The electronic version of this article is the complete one and can be found online at:


Received:11 January 2005
Published:17 February 2005

© 2005 BioMed Central Ltd

Background

HLA-DRB1 alleles encoding the shared epitope (SE) susceptibility sequence predispose to rheumatoid arthritis (RA). Having two copies results in even higher risk. This study analyzes whether the contribution of the second SE allele to RA risk is identical to that of the first SE allele.

Methods

In a meta-analysis of 44 datasets of case–control studies meeting pre-defined criteria, the odds ratios OR1/0 and OR2/1 are calculated, as an estimate of the relative risk for RA for individuals having one compared with zero, or two compared with one SE allele; from these, the ratio OR2/1:OR1/0 is calculated.

Results

Overall the weighted mean ratio OR2/1:OR1/0 (95% confidence interval) was 0.90 (0.80–1.01). In the 39 studies in which all patients met the ACR criteria for RA, the overall ratio OR2/1:OR1/0 is 0.89 (0.78–1.01; see Fig. 1). In a multiple regression analysis on a group level the ratio OR2/1:OR1/0 was not influenced by racial origin, the frequency of compound heterozygosity (0401/0404 or 0401/0408), the percentage of female or rheumatoid factor-positive patients, disease duration or age at disease onset.
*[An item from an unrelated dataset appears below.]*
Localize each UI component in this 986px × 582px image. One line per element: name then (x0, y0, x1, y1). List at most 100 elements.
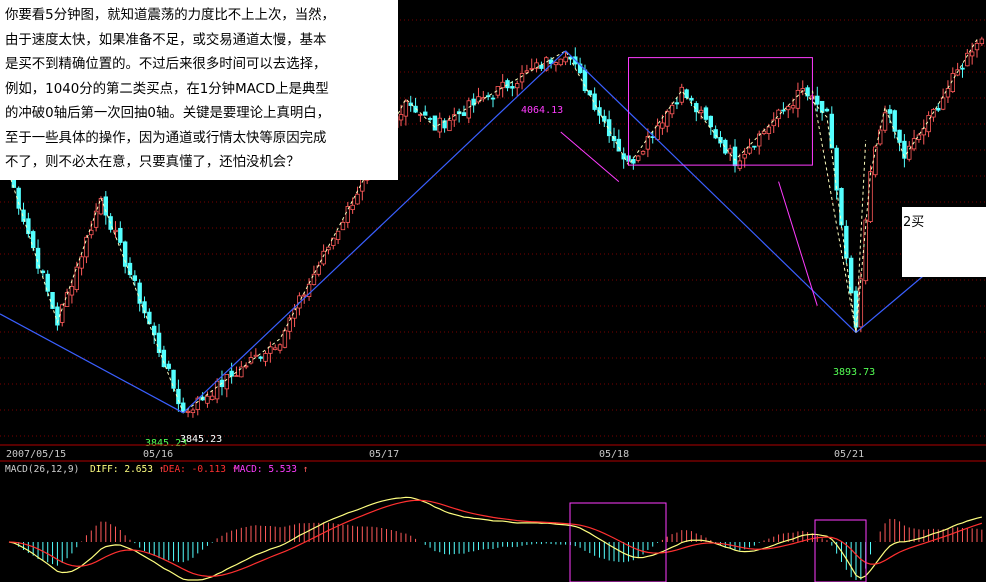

thumbnailFigure 1. Ratio OR2/1:OR1/0 (see Methods) with 95% confidence interval of the 44 study groups and the overall weighted mean.

Conclusions

The contribution of the second SE allele to RA risk does not differ significantly from that of the first SE allele. This result will help to pool immunogenetic data across populations, resulting in a detailed description of the contribution of immunogenetic factors to RA risk.

In addition this finding implies that pathogenetic models for RA that incorporate the role of HLA should explain the fact that the first and the second SE alleles increase RA risk equally. Such effects might, for example, be described for models incorporating presentation of pathogenic antigenic peptides.